Astronomers confirm comet with largest nucleus ever found

Using the Hubble Space Telescope astronomers determined that the nucleus of Comet Bernardinelli-Bernstein (C/2014 UN271) is about 80 miles wide, making it the largest comet on record.

The estimated diameter is approximately 80 miles across, making it larger than the state of Rhode Island. The nucleus is about 50 times larger than found at the heart of most known comets. Its mass is estimated to be a staggering 500 trillion tons, a hundred thousand times greater than the mass of a typical comet found much closer to the Sun.

The behemoth comet, C/2014 UN271 (Bernardinelli-Bernstein) is barreling this way at 22,000 miles per hour from the edge of the solar system. But not to worry. It will never get closer than 1 billion miles away from the Sun, which is slightly farther than the distance of the planet Saturn. And that won’t be until the year 2031.

The previous record holder is comet C/2002 VQ94, with a nucleus estimated to be 60 miles across. It was discovered in 2002 by the Lincoln Near-Earth Asteroid Research (LINEAR) project.
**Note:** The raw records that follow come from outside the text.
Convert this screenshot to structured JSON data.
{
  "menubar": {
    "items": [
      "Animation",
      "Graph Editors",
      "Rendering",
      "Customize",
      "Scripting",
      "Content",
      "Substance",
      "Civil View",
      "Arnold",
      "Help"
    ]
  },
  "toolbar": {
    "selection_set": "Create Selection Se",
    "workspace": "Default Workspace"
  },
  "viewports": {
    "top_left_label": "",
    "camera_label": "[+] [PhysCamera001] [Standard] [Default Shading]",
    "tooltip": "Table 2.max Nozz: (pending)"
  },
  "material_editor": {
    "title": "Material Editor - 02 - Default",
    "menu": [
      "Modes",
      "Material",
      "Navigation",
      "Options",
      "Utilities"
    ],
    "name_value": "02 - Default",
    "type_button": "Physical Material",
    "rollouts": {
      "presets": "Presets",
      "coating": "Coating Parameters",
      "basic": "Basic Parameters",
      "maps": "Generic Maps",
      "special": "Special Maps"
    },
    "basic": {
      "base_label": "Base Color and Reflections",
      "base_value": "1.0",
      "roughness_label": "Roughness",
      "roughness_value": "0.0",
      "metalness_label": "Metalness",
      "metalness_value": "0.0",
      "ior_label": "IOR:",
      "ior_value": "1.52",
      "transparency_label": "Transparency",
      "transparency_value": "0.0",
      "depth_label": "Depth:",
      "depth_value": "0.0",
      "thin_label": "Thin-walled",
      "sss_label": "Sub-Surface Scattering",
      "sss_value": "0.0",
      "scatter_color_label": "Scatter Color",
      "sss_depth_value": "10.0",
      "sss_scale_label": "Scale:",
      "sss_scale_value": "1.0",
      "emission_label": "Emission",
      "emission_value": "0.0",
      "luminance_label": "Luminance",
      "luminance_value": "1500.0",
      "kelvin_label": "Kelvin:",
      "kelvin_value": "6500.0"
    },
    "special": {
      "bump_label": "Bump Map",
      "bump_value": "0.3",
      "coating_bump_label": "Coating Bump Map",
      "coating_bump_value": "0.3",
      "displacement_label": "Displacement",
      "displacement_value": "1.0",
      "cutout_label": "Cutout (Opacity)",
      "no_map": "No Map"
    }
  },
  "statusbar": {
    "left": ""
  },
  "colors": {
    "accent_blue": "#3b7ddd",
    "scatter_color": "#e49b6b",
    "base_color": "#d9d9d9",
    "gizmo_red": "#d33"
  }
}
This measurement does have a great deal of uncertainty, as Hubble cannot yet resolve the nucleus, and thus its diameter was determined by computer models based on the size of the comet’s coma, or surrounding atmosphere.

The comet itself has an orbit 3 million years long, which means it has zipped into the inner solar system many many times. The reason its nucleus remains so large is because its orbit never gets that close to the Sun, so its material does not get burned off so much with each perihelion. That it exists suggests there could be many such large comets which never dip close to the Sun.

Orbit of biggest comet ever detected refined

Astronomers have now been able to better refine the orbit and size of Comet Bernardinelli-Bernstein, comet with the largest nucleus ever detected.

A new analysis, led by Bernardinelli and Bernstein themselves, found that the comet nucleus is around 150 km wide, based on its brightness. If so, that makes it the largest comet ever discovered, by quite a margin. Most are only a few kilometers to several dozen kilometers wide, while some particularly big ones, like Hale-Bopp, may be up to 80 km (50 miles) wide. The previous record-holder, Sarabat’s Comet of 1729, has been estimated at about 100 km wide.

The team was also able to calculate the orbit of Comet BB in more detail. This object is on an incredibly long round trip into and out of the solar system – at its most distant point, some 1.5 million years ago, it was about 40,400 AU away. Last time it swung through our neighborhood was about 3.5 million years ago, when it came within 18 AU of the Sun.

But its current inward journey will be its closest so far. Astronomers have already calculated that in 2031, Comet BB will peak at 10.9 AU, almost reaching the orbit of Saturn.

It is presently unclear how bright the comet will be when it reachest its closest point. It will be much farther from the Sun than most bright comets, but its large size may change what is normally expected.